The Government Can’t Really Save For The Future, It Can Only Invest

Consider this an adendum to Paul Krugman’s thoughts on the non-equivalence of climate change and entitlement spending as long-run issues, but something that I don’t think is well understood is the extreme difficulty that a large sovereign state like the United States of America would have in saving for the future.

If you think about a household that’s facing some obvious future expense (retirement or kids going to college) the thing you want to do is reduce consumption below income. The idea is to accumulate financial assets—stocks and bonds and bank accounts—rather than refrigerators and restaurant meals. Then in the future when you need consumption to exceed income you can liquidate your financial assets. This same strategy also works great if you’re Norway or Abu Dhabi or some other small country that wants to transform natural resource wealth into a diversified portfolio of financial assets. But for a gigantic country like the United States to accumulate a large stockpile of financial assets would be funny kind of socialism. You’d be purchasing the means of production from its current owners. That’d be likely to raise a lot of awkward political questions about what to actually do with the government’s equity stakes in enterprises. It’s also not clear what you could actually accomplish this way, since liquidating the fund would crash the stock market.

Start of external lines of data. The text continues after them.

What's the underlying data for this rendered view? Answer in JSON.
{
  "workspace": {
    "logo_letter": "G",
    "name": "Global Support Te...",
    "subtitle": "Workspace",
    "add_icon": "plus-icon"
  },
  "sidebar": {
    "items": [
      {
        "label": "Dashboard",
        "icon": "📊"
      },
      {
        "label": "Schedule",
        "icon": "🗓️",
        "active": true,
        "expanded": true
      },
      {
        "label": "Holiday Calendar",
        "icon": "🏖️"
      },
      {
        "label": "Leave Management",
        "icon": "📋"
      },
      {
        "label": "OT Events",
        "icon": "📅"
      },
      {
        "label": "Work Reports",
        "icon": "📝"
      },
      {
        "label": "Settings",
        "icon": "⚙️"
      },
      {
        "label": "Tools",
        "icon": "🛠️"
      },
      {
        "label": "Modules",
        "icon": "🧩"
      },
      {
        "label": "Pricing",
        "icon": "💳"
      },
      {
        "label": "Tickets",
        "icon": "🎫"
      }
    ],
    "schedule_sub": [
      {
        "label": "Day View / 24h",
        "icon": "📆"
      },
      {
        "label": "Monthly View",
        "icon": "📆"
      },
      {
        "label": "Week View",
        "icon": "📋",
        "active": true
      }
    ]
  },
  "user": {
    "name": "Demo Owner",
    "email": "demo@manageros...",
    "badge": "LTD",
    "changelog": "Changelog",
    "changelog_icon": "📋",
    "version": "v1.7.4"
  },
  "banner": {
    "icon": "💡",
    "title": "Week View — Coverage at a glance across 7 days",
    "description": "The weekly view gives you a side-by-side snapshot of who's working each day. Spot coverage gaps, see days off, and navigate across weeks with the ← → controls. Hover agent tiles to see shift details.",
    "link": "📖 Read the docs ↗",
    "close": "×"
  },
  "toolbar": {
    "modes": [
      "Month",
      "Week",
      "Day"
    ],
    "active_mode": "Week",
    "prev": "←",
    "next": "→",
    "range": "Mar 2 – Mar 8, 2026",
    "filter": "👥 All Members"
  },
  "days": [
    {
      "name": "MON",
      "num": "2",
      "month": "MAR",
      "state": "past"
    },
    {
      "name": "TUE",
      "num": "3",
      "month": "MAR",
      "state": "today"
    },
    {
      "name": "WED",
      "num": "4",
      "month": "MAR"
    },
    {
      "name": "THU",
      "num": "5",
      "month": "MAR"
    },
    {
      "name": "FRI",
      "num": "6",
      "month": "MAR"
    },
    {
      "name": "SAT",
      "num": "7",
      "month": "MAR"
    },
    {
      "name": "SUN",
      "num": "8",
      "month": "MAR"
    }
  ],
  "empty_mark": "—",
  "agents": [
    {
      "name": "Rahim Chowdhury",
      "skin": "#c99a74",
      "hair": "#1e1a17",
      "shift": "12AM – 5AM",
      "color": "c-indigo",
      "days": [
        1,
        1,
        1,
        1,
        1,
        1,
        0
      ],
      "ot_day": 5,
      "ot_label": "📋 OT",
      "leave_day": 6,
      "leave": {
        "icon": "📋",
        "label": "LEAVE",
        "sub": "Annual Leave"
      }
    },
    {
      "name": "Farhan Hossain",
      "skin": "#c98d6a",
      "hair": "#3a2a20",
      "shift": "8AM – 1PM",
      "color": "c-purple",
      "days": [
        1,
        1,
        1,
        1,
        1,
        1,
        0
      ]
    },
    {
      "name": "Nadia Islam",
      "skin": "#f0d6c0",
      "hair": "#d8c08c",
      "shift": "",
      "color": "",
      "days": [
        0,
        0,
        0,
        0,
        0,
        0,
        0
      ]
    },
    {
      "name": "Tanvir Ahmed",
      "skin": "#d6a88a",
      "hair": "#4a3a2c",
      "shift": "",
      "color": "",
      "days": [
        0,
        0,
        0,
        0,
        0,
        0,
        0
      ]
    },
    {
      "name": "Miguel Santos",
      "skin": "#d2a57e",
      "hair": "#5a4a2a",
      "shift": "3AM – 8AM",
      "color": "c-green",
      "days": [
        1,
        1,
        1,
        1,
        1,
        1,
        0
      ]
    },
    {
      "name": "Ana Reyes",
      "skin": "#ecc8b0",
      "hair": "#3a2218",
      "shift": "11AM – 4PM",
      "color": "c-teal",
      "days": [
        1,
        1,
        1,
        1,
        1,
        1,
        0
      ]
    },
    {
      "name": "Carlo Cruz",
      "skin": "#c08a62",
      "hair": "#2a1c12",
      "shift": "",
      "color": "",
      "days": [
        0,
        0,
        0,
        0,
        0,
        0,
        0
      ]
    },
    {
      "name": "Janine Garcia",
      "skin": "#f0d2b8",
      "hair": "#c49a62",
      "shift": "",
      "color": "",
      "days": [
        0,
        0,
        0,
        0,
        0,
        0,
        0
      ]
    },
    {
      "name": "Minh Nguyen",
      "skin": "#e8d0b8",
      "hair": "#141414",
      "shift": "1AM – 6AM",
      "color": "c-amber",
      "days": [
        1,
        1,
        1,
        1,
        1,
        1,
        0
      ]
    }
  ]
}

The result is that we’re basically left with a much more primitive kind of savings problem. Something closer to a farmer in the pre-industrial era who’s trying to save up for winter. To save for winter you can’t just sell your surplus food during the fat months and stockpile financial assets. During the lean months there won’t be any food for sale. You need to actually stockpile surplus food and other tangible commodities. That means smoking your meat, finding a dark cool place to stash your potatoes, chopping a bunch of firewood, etc. 

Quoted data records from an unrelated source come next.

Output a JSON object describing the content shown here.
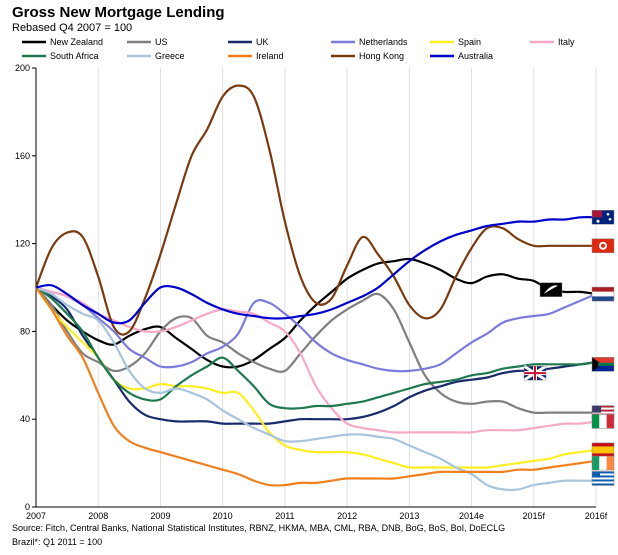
{
  "title": "Gross New Mortgage Lending",
  "subtitle": "Rebased Q4 2007 = 100",
  "footer": {
    "line1": "Source: Fitch, Central Banks, National Statistical Institutes, RBNZ, HKMA, MBA, CML, RBA, DNB, BoG, BoS, BoI, DoECLG",
    "line2": "Brazil*: Q1 2011 = 100"
  },
  "chart_data": {
    "type": "line",
    "title": "Gross New Mortgage Lending",
    "subtitle": "Rebased Q4 2007 = 100",
    "xlabel": "",
    "ylabel": "",
    "ylim": [
      0,
      200
    ],
    "yticks": [
      0,
      40,
      80,
      120,
      160,
      200
    ],
    "x_range": [
      2007,
      2016
    ],
    "xticks": [
      {
        "value": 2007,
        "label": "2007"
      },
      {
        "value": 2008,
        "label": "2008"
      },
      {
        "value": 2009,
        "label": "2009"
      },
      {
        "value": 2010,
        "label": "2010"
      },
      {
        "value": 2011,
        "label": "2011"
      },
      {
        "value": 2012,
        "label": "2012"
      },
      {
        "value": 2013,
        "label": "2013"
      },
      {
        "value": 2014,
        "label": "2014e"
      },
      {
        "value": 2015,
        "label": "2015f"
      },
      {
        "value": 2016,
        "label": "2016f"
      }
    ],
    "grid": "vertical",
    "legend_position": "top",
    "flags": [
      {
        "country": "Australia",
        "value": 132
      },
      {
        "country": "Hong Kong",
        "value": 119
      },
      {
        "country": "New Zealand",
        "value": 99
      },
      {
        "country": "Netherlands",
        "value": 97
      },
      {
        "country": "UK",
        "value": 61
      },
      {
        "country": "South Africa",
        "value": 65
      },
      {
        "country": "US",
        "value": 43
      },
      {
        "country": "Italy",
        "value": 39
      },
      {
        "country": "Spain",
        "value": 26
      },
      {
        "country": "Ireland",
        "value": 20
      },
      {
        "country": "Greece",
        "value": 13
      }
    ],
    "series": [
      {
        "name": "New Zealand",
        "color": "#000000",
        "x": [
          2007,
          2007.25,
          2007.5,
          2007.75,
          2008,
          2008.25,
          2008.5,
          2008.75,
          2009,
          2009.25,
          2009.5,
          2009.75,
          2010,
          2010.25,
          2010.5,
          2010.75,
          2011,
          2011.25,
          2011.5,
          2011.75,
          2012,
          2012.25,
          2012.5,
          2012.75,
          2013,
          2013.25,
          2013.5,
          2013.75,
          2014,
          2014.25,
          2014.5,
          2014.75,
          2015,
          2015.25,
          2015.5,
          2015.75,
          2016
        ],
        "y": [
          100,
          92,
          85,
          80,
          76,
          74,
          78,
          81,
          82,
          77,
          72,
          67,
          64,
          64,
          67,
          72,
          77,
          85,
          92,
          98,
          104,
          108,
          111,
          112,
          113,
          111,
          108,
          104,
          102,
          105,
          106,
          104,
          103,
          99,
          98,
          98,
          97
        ]
      },
      {
        "name": "US",
        "color": "#7f7f7f",
        "x": [
          2007,
          2007.25,
          2007.5,
          2007.75,
          2008,
          2008.25,
          2008.5,
          2008.75,
          2009,
          2009.25,
          2009.5,
          2009.75,
          2010,
          2010.25,
          2010.5,
          2010.75,
          2011,
          2011.25,
          2011.5,
          2011.75,
          2012,
          2012.25,
          2012.5,
          2012.75,
          2013,
          2013.25,
          2013.5,
          2013.75,
          2014,
          2014.25,
          2014.5,
          2014.75,
          2015,
          2015.25,
          2015.5,
          2015.75,
          2016
        ],
        "y": [
          100,
          92,
          80,
          70,
          66,
          62,
          64,
          70,
          80,
          86,
          86,
          78,
          75,
          70,
          66,
          63,
          62,
          70,
          78,
          85,
          90,
          94,
          97,
          90,
          75,
          60,
          52,
          48,
          47,
          48,
          48,
          45,
          43,
          43,
          43,
          43,
          43
        ]
      },
      {
        "name": "UK",
        "color": "#1a2a6c",
        "x": [
          2007,
          2007.25,
          2007.5,
          2007.75,
          2008,
          2008.25,
          2008.5,
          2008.75,
          2009,
          2009.25,
          2009.5,
          2009.75,
          2010,
          2010.25,
          2010.5,
          2010.75,
          2011,
          2011.25,
          2011.5,
          2011.75,
          2012,
          2012.25,
          2012.5,
          2012.75,
          2013,
          2013.25,
          2013.5,
          2013.75,
          2014,
          2014.25,
          2014.5,
          2014.75,
          2015,
          2015.25,
          2015.5,
          2015.75,
          2016
        ],
        "y": [
          100,
          96,
          90,
          78,
          68,
          58,
          48,
          42,
          40,
          39,
          39,
          39,
          38,
          38,
          38,
          38,
          39,
          40,
          40,
          40,
          40,
          41,
          43,
          46,
          50,
          53,
          55,
          57,
          58,
          59,
          61,
          62,
          62,
          63,
          64,
          65,
          66
        ]
      },
      {
        "name": "Netherlands",
        "color": "#7b7bdc",
        "x": [
          2007,
          2007.25,
          2007.5,
          2007.75,
          2008,
          2008.25,
          2008.5,
          2008.75,
          2009,
          2009.25,
          2009.5,
          2009.75,
          2010,
          2010.25,
          2010.5,
          2010.75,
          2011,
          2011.25,
          2011.5,
          2011.75,
          2012,
          2012.25,
          2012.5,
          2012.75,
          2013,
          2013.25,
          2013.5,
          2013.75,
          2014,
          2014.25,
          2014.5,
          2014.75,
          2015,
          2015.25,
          2015.5,
          2015.75,
          2016
        ],
        "y": [
          100,
          98,
          96,
          92,
          86,
          80,
          72,
          68,
          64,
          64,
          66,
          70,
          73,
          79,
          93,
          93,
          88,
          82,
          75,
          70,
          67,
          65,
          63,
          62,
          62,
          63,
          65,
          70,
          75,
          79,
          84,
          86,
          87,
          88,
          91,
          94,
          97
        ]
      },
      {
        "name": "Spain",
        "color": "#ffee22",
        "x": [
          2007,
          2007.25,
          2007.5,
          2007.75,
          2008,
          2008.25,
          2008.5,
          2008.75,
          2009,
          2009.25,
          2009.5,
          2009.75,
          2010,
          2010.25,
          2010.5,
          2010.75,
          2011,
          2011.25,
          2011.5,
          2011.75,
          2012,
          2012.25,
          2012.5,
          2012.75,
          2013,
          2013.25,
          2013.5,
          2013.75,
          2014,
          2014.25,
          2014.5,
          2014.75,
          2015,
          2015.25,
          2015.5,
          2015.75,
          2016
        ],
        "y": [
          100,
          90,
          82,
          75,
          68,
          58,
          54,
          54,
          56,
          55,
          55,
          54,
          52,
          52,
          44,
          34,
          28,
          26,
          25,
          25,
          25,
          24,
          22,
          20,
          18,
          18,
          18,
          18,
          18,
          18,
          19,
          20,
          21,
          22,
          24,
          25,
          26
        ]
      },
      {
        "name": "Italy",
        "color": "#f5a8c8",
        "x": [
          2007,
          2007.25,
          2007.5,
          2007.75,
          2008,
          2008.25,
          2008.5,
          2008.75,
          2009,
          2009.25,
          2009.5,
          2009.75,
          2010,
          2010.25,
          2010.5,
          2010.75,
          2011,
          2011.25,
          2011.5,
          2011.75,
          2012,
          2012.25,
          2012.5,
          2012.75,
          2013,
          2013.25,
          2013.5,
          2013.75,
          2014,
          2014.25,
          2014.5,
          2014.75,
          2015,
          2015.25,
          2015.5,
          2015.75,
          2016
        ],
        "y": [
          100,
          98,
          96,
          93,
          88,
          85,
          82,
          80,
          80,
          82,
          85,
          88,
          90,
          89,
          88,
          84,
          80,
          70,
          55,
          45,
          38,
          36,
          35,
          34,
          34,
          34,
          34,
          34,
          34,
          35,
          35,
          35,
          36,
          37,
          38,
          38,
          39
        ]
      },
      {
        "name": "South Africa",
        "color": "#1e7a4e",
        "x": [
          2007,
          2007.25,
          2007.5,
          2007.75,
          2008,
          2008.25,
          2008.5,
          2008.75,
          2009,
          2009.25,
          2009.5,
          2009.75,
          2010,
          2010.25,
          2010.5,
          2010.75,
          2011,
          2011.25,
          2011.5,
          2011.75,
          2012,
          2012.25,
          2012.5,
          2012.75,
          2013,
          2013.25,
          2013.5,
          2013.75,
          2014,
          2014.25,
          2014.5,
          2014.75,
          2015,
          2015.25,
          2015.5,
          2015.75,
          2016
        ],
        "y": [
          100,
          95,
          88,
          80,
          68,
          58,
          52,
          49,
          49,
          55,
          60,
          64,
          68,
          62,
          55,
          47,
          45,
          45,
          46,
          46,
          47,
          48,
          50,
          52,
          54,
          56,
          57,
          58,
          60,
          61,
          63,
          64,
          65,
          65,
          65,
          65,
          66
        ]
      },
      {
        "name": "Greece",
        "color": "#a8c4dc",
        "x": [
          2007,
          2007.25,
          2007.5,
          2007.75,
          2008,
          2008.25,
          2008.5,
          2008.75,
          2009,
          2009.25,
          2009.5,
          2009.75,
          2010,
          2010.25,
          2010.5,
          2010.75,
          2011,
          2011.25,
          2011.5,
          2011.75,
          2012,
          2012.25,
          2012.5,
          2012.75,
          2013,
          2013.25,
          2013.5,
          2013.75,
          2014,
          2014.25,
          2014.5,
          2014.75,
          2015,
          2015.25,
          2015.5,
          2015.75,
          2016
        ],
        "y": [
          100,
          97,
          92,
          88,
          85,
          75,
          62,
          54,
          52,
          54,
          52,
          49,
          44,
          40,
          36,
          33,
          30,
          30,
          31,
          32,
          33,
          33,
          32,
          31,
          28,
          25,
          22,
          18,
          15,
          10,
          8,
          8,
          10,
          11,
          12,
          12,
          12
        ]
      },
      {
        "name": "Ireland",
        "color": "#f0801e",
        "x": [
          2007,
          2007.25,
          2007.5,
          2007.75,
          2008,
          2008.25,
          2008.5,
          2008.75,
          2009,
          2009.25,
          2009.5,
          2009.75,
          2010,
          2010.25,
          2010.5,
          2010.75,
          2011,
          2011.25,
          2011.5,
          2011.75,
          2012,
          2012.25,
          2012.5,
          2012.75,
          2013,
          2013.25,
          2013.5,
          2013.75,
          2014,
          2014.25,
          2014.5,
          2014.75,
          2015,
          2015.25,
          2015.5,
          2015.75,
          2016
        ],
        "y": [
          100,
          90,
          78,
          68,
          52,
          37,
          30,
          27,
          25,
          23,
          21,
          19,
          17,
          15,
          12,
          10,
          10,
          11,
          11,
          12,
          13,
          13,
          13,
          13,
          14,
          15,
          16,
          16,
          16,
          16,
          16,
          17,
          17,
          18,
          19,
          20,
          21
        ]
      },
      {
        "name": "Hong Kong",
        "color": "#7a3a10",
        "x": [
          2007,
          2007.25,
          2007.5,
          2007.75,
          2008,
          2008.25,
          2008.5,
          2008.75,
          2009,
          2009.25,
          2009.5,
          2009.75,
          2010,
          2010.25,
          2010.5,
          2010.75,
          2011,
          2011.25,
          2011.5,
          2011.75,
          2012,
          2012.25,
          2012.5,
          2012.75,
          2013,
          2013.25,
          2013.5,
          2013.75,
          2014,
          2014.25,
          2014.5,
          2014.75,
          2015,
          2015.25,
          2015.5,
          2015.75,
          2016
        ],
        "y": [
          100,
          118,
          125,
          123,
          105,
          82,
          80,
          95,
          115,
          138,
          160,
          172,
          187,
          192,
          187,
          163,
          130,
          105,
          93,
          95,
          110,
          123,
          115,
          105,
          92,
          86,
          90,
          105,
          118,
          127,
          127,
          122,
          119,
          119,
          119,
          119,
          119
        ]
      },
      {
        "name": "Australia",
        "color": "#0000cc",
        "x": [
          2007,
          2007.25,
          2007.5,
          2007.75,
          2008,
          2008.25,
          2008.5,
          2008.75,
          2009,
          2009.25,
          2009.5,
          2009.75,
          2010,
          2010.25,
          2010.5,
          2010.75,
          2011,
          2011.25,
          2011.5,
          2011.75,
          2012,
          2012.25,
          2012.5,
          2012.75,
          2013,
          2013.25,
          2013.5,
          2013.75,
          2014,
          2014.25,
          2014.5,
          2014.75,
          2015,
          2015.25,
          2015.5,
          2015.75,
          2016
        ],
        "y": [
          100,
          101,
          97,
          92,
          88,
          84,
          85,
          93,
          100,
          100,
          97,
          93,
          90,
          88,
          87,
          86,
          86,
          87,
          88,
          90,
          93,
          96,
          100,
          106,
          112,
          117,
          121,
          124,
          126,
          128,
          129,
          130,
          130,
          131,
          131,
          132,
          132
        ]
      }
    ]
  }
}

The government equivalent would be something like Maryland Governor Martin O’Malley’s idea of raising gasoline taxes to pay for transportatiom projects. The idea is to tradeoff consumption in order to obtain long-lasting goods. The federal government, somewhat unfortunately, doesn’t engage in proper balance sheet accounting. So if you borrow $10 million to do road repairs, that shows up as an increase in indebtedness. The right way to think about it, however, would be that the road is a depreciating asset that has a value. Every year it goes unrepaired, its value declines. So borrowing $10 million to fix the road might improve the government’s net financial position, depending on the nature of the project. Right now we’re at a time when it’s never been cheaper to finance federal borrowing. Consequently, borrowing money and spending it on sound projects of long-duration is the best way we have to “save” for the future even though it technically adds debt. Now of course spending money on something dumb doesn’t help. But deferring repairs and useful investments for the sake of borrowing less is going to leave us poorer in the future rather than richer.